ALTRA FUNZIONE: COSTRINGERE A (RI)PENSARCI
La versione del silenzio-assenso dei nostri fondi pensione è un po’ diversa da quella appena vista. Da noi si ha un arco temporale di sei mesi e se le persone non danno disdetta entro quei sei mesi poi rimangono all'interno del fondo - e come sappiamo, a meno di certi casi come la perdita dei requisiti di adesione al fondo o altre situazioni più spiacevoli, non si può più uscire dal fondo pensione. Però questi sei mesi di silenzio-assenso puntano anche a costringere a riflettere sull’adesione al fondo pensione. Dovendo premurarci noi di comunicare se vogliamo aderire o meno, siamo anche costretti a pensare, o ripensare, se vogliamo lasciare il nostro Tfr in azienda oppure metterlo nel fondo pensione. Potremmo rivedere la nostra posizione, apprendere maggiori informazioni, magari migliori rispetto a quelle di anni fa quando la conoscenza era inferiore. Può anche essere l'occasione per rivedere le nostre posizioni e analizzare la nostra situazione finanziaria e anche pensionistica.
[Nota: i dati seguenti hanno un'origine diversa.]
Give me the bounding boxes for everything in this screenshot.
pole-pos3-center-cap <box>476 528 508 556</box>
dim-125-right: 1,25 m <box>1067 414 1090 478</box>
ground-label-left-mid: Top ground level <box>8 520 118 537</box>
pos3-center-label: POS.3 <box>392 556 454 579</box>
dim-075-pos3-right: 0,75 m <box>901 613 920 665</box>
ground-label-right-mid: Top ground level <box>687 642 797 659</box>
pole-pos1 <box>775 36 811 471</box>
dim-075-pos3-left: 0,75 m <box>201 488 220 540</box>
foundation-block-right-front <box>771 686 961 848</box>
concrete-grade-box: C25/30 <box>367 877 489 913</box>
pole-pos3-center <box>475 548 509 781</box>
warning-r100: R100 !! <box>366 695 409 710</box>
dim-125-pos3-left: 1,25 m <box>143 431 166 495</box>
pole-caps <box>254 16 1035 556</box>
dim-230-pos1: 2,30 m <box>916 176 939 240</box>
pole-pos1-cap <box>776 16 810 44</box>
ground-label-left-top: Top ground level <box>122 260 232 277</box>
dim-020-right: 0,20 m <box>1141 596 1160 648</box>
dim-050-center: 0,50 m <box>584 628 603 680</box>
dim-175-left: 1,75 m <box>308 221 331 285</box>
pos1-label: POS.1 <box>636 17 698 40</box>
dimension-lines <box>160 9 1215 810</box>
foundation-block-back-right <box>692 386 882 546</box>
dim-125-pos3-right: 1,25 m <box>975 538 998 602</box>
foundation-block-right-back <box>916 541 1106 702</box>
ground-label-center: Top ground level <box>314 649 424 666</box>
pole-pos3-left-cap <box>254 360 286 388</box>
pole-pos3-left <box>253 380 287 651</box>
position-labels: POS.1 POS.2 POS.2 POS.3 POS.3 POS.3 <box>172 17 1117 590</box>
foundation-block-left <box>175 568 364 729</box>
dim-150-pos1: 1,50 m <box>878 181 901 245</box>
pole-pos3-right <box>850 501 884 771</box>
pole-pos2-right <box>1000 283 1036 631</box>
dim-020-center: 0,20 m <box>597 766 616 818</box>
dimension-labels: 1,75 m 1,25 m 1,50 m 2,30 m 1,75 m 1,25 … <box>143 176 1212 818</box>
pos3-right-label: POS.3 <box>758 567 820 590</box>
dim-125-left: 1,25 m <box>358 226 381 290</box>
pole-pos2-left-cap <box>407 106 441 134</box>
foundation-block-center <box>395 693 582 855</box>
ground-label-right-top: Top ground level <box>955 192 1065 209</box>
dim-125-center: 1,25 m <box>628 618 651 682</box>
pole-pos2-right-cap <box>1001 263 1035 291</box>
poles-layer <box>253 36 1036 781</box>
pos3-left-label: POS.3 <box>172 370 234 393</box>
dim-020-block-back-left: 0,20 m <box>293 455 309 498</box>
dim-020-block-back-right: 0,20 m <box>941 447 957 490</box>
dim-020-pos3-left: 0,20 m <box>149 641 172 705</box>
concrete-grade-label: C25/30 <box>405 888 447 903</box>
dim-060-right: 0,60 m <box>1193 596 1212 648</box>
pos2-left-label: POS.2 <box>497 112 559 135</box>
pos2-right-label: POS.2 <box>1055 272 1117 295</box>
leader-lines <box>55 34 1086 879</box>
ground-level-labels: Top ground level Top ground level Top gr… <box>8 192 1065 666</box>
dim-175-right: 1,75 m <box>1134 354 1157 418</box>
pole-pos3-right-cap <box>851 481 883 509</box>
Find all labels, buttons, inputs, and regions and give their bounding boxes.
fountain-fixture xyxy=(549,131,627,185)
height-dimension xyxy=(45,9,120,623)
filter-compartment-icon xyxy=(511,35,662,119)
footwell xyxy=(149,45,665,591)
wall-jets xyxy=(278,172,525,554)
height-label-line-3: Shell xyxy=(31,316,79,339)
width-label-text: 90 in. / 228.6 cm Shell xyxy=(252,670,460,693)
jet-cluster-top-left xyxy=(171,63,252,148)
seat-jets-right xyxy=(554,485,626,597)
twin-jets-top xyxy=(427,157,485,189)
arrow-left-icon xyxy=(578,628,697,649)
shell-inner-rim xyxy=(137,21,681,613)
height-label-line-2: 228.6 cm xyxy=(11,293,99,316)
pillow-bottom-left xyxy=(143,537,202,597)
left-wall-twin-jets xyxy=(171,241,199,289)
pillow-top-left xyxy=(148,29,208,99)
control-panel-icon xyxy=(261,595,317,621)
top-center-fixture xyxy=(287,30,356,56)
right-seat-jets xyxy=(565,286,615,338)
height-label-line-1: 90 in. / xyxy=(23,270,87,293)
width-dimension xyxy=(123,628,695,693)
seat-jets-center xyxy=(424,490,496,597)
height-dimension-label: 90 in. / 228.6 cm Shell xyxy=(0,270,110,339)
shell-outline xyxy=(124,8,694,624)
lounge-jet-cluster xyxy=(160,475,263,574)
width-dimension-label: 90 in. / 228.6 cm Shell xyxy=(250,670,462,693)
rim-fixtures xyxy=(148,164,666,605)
Tanti anni fa potremmo avere detto di no al fondo pensione basandoci su delle informazioni che non erano corrette oppure perché avevamo una percezione diversa di quello che era il nostro futuro pensionistico, così come potevamo ritenere di essere troppo lontani dal momento del ritiro, pur sbagliando, da non ritenere così importante pensare alla pensione. Sono passati anni, le informazioni sono aumentate, le persone sono cambiate e hanno dei bisogni diversi, hanno un orizzonte temporale diverso e possono iniziare ad avere anche timori diversi da quelli di tanti anni fa. Sono quindi molti i fattori che rendono il silenzio-assenso una strategia ragionata, corroborata da analisi sociologiche, comportamentali e non è dovuto a un semplice motivo di costrizione nei confronti delle persone. E dato che c’è tempo sei mesi per comunicare il nostro dissenso, la nostra libertà di scelta è salvaguardata.